The recent controversy over the Defense Department selling gear on line to literally any takers including possible terrorists that could use the DOD gear to produce biological weapons is a shocking reminder that a historically free and open society has a lot of vulnerabilities to terrorist exploitation and that it will take years and years to fix them all or even to plug the most serious holes.

The Defense Reutilization and Marketing Office (DRMO) out of the Defense Logistics Agency (DLA) exists to resell surplus and outdated DOD equipment and indirectly to prevent hoarding and unnecessary warehousing of unneeded materials and equipment. In fact, all military commands are under a DOD edict to give their old and unused material and equipment to DRMO. Military inspectors general (IG) regularly check whether commands are complying with this edict. I have direct experience with DRMO — and the serious IG follow-up — having turned in many old military vehicles, scrap metal and spare parts to the DRMOs in Guam and Mississippi and elsewhere.

Without such an edict and IG follow-up, military units would be like pack rats hoarding piles and piles of unneeded and obsolete gear “just in case” and as a hedge against a procurement system that often takes too long to get new products.

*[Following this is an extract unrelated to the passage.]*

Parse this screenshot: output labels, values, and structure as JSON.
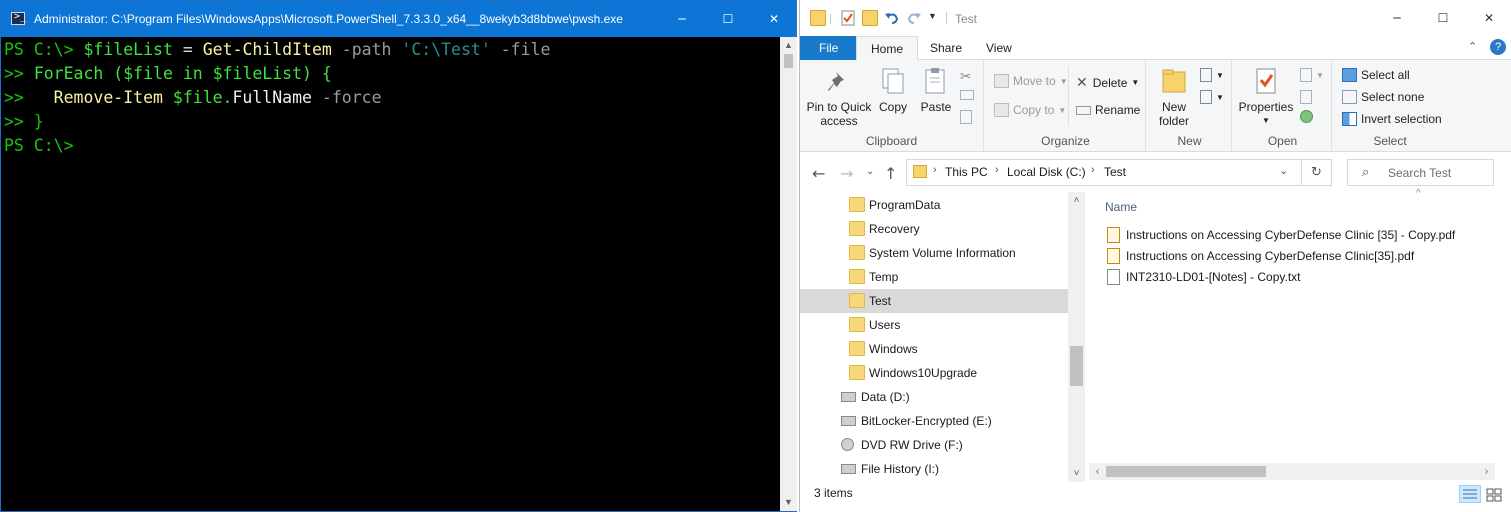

DRMO tries to repair, or recycle and sell what it receives. In the information age that means selling “on line.” There are several hundred military hospitals, health clinics and medical research facilities, not to mention the military facilities engaged in biological weapons research that must follow these edicts to use DRMO with regard to their older and unused gear, which in the case of these type of facilities includes glass beakers, centrifuges, autoclaves and items that in theory could be used to manufacture biological weapons.

None of the items DRMO sells is classified, and all the items it sells can be also had on the commercial market. DRMO’s attractiveness to the general public and industry is that its prices are typically low and they sell in bulk. So would-be terrorists are not getting from DRMO items they could not buy elsewhere, but yes they could be getting it there cheaper and in significant volume. Terrorists getting or potentially getting their materiel from their avowed enemy to use against America is ironic and shocking.

This dilemma is very easily fixed. DRMO could simply prohibit such sales outright or hold such items in a special category and only permit sales to U.S. medical institutions and the like, with all the appropriate vetting. Or they could give the material away to U.S. medical institutions under the same equipment grants program that allows DOD to give its excess desktop computers to public schools.

This is a no-brainer for DOD and though embarrassing to be sure, it is just another reminder we are still reinventing American society in the face of terrorist danger and that the fixes to so numerous and varied vulnerabilities come slowly.

Hank Chase, a retired U.S. Navy commander, is director of homeland security programs for ITS Corp.